Oct. 24 (Bloomberg) -- Verizon Communications Inc., the second-largest U.S. phone company, was sued by an investor who claimed some officers and directors violated management duties, leading to fines for $360 million in wireless overcharges.
The New York-based company from 2007 to 2010 tacked on $1.99 in bogus small-data exchange fees to wireless bills, then said it was a mistake when the Federal Communications Commission began investigating.
“Verizon repeatedly denied the overcharging” and in 2010 “characterized the fees as accidental,” according to a complaint filed yesterday by Arthur Belendiuk in Delaware Chancery Court.
The FCC in October 2010 announced that Verizon would pay a record $25 million to end the investigation and “refund a minimum of $52.8 million to approximately 15 million customers” for the “mystery fees,” according to an FCC statement at the time.

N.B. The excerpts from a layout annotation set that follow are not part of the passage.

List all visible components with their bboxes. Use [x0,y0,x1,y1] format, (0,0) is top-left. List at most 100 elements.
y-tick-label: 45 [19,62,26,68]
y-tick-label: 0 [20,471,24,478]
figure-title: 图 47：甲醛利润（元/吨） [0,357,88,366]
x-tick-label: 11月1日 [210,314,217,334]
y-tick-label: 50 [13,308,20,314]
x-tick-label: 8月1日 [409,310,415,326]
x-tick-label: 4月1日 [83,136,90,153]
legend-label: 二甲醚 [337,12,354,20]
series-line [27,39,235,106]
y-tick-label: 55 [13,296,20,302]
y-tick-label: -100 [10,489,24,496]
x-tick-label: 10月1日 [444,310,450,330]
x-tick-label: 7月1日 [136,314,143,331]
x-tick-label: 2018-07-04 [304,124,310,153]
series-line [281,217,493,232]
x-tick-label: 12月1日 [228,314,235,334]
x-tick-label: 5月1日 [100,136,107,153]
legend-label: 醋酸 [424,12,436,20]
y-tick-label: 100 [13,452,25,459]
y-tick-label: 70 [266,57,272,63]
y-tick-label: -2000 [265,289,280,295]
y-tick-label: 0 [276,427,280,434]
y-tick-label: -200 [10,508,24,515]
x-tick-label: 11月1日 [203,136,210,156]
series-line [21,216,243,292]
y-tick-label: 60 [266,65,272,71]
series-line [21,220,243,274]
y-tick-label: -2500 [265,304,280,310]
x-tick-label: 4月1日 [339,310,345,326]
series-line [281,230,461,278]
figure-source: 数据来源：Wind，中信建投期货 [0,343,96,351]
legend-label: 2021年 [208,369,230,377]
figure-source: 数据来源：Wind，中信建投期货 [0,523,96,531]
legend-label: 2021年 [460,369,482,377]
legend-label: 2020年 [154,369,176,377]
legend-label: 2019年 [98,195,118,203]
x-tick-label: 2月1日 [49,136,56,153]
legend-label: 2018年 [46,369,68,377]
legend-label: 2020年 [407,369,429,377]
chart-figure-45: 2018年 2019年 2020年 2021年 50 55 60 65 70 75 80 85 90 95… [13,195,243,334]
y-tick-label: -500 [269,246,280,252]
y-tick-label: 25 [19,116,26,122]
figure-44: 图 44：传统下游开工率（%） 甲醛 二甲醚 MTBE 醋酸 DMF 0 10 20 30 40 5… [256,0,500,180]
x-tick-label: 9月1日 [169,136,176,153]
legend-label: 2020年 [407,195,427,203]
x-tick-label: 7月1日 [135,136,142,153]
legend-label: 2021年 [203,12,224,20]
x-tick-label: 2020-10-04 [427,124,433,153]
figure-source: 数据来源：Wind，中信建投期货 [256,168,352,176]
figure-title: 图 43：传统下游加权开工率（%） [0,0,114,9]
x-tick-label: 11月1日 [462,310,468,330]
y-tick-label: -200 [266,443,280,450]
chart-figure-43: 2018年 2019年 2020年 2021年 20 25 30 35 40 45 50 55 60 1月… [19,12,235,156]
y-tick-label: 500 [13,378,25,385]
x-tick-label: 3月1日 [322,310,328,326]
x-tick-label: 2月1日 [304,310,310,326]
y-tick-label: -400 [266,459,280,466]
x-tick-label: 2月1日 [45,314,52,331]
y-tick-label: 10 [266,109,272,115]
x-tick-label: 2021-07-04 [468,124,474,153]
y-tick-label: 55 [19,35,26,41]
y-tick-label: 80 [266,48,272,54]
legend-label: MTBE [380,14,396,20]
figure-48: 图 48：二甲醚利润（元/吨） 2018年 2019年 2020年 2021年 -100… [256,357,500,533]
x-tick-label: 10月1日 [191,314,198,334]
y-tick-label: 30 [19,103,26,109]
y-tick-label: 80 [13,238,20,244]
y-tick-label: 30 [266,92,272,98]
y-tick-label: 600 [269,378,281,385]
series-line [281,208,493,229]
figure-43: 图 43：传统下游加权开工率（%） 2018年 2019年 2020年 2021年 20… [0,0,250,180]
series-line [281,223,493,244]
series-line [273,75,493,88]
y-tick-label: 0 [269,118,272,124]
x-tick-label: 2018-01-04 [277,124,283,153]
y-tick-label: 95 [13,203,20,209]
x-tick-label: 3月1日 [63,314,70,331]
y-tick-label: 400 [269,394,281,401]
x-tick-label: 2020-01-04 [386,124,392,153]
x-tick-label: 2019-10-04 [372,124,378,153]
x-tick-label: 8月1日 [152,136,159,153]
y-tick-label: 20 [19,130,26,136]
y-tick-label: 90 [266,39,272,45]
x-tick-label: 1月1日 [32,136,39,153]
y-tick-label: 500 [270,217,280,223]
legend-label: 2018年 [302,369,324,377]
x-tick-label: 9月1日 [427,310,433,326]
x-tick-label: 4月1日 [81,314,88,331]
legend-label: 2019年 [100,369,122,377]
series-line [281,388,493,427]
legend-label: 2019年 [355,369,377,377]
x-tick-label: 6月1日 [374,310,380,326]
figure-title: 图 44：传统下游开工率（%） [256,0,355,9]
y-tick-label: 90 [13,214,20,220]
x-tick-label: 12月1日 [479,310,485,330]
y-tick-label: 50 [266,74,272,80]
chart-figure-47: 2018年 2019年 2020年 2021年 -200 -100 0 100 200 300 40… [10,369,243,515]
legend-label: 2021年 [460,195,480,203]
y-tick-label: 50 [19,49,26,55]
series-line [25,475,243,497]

Belendiuk’s case, known as a derivative lawsuit, was filed on behalf of Verizon and seeks unspecified damages from directors and officers at the time of the overcharges, to be paid to the company.
Plaintiffs’ lawyers also asked the court to force Verizon to improve its corporate governance procedures to prevent a recurrence of such events.
Robin Nicol, a Verizon Wireless spokeswoman, said in an e-mailed statement that the company had no comment on the suit.
The case is Belendiuk v. Barish, CA9026, Delaware Chancery Court (Wilmington).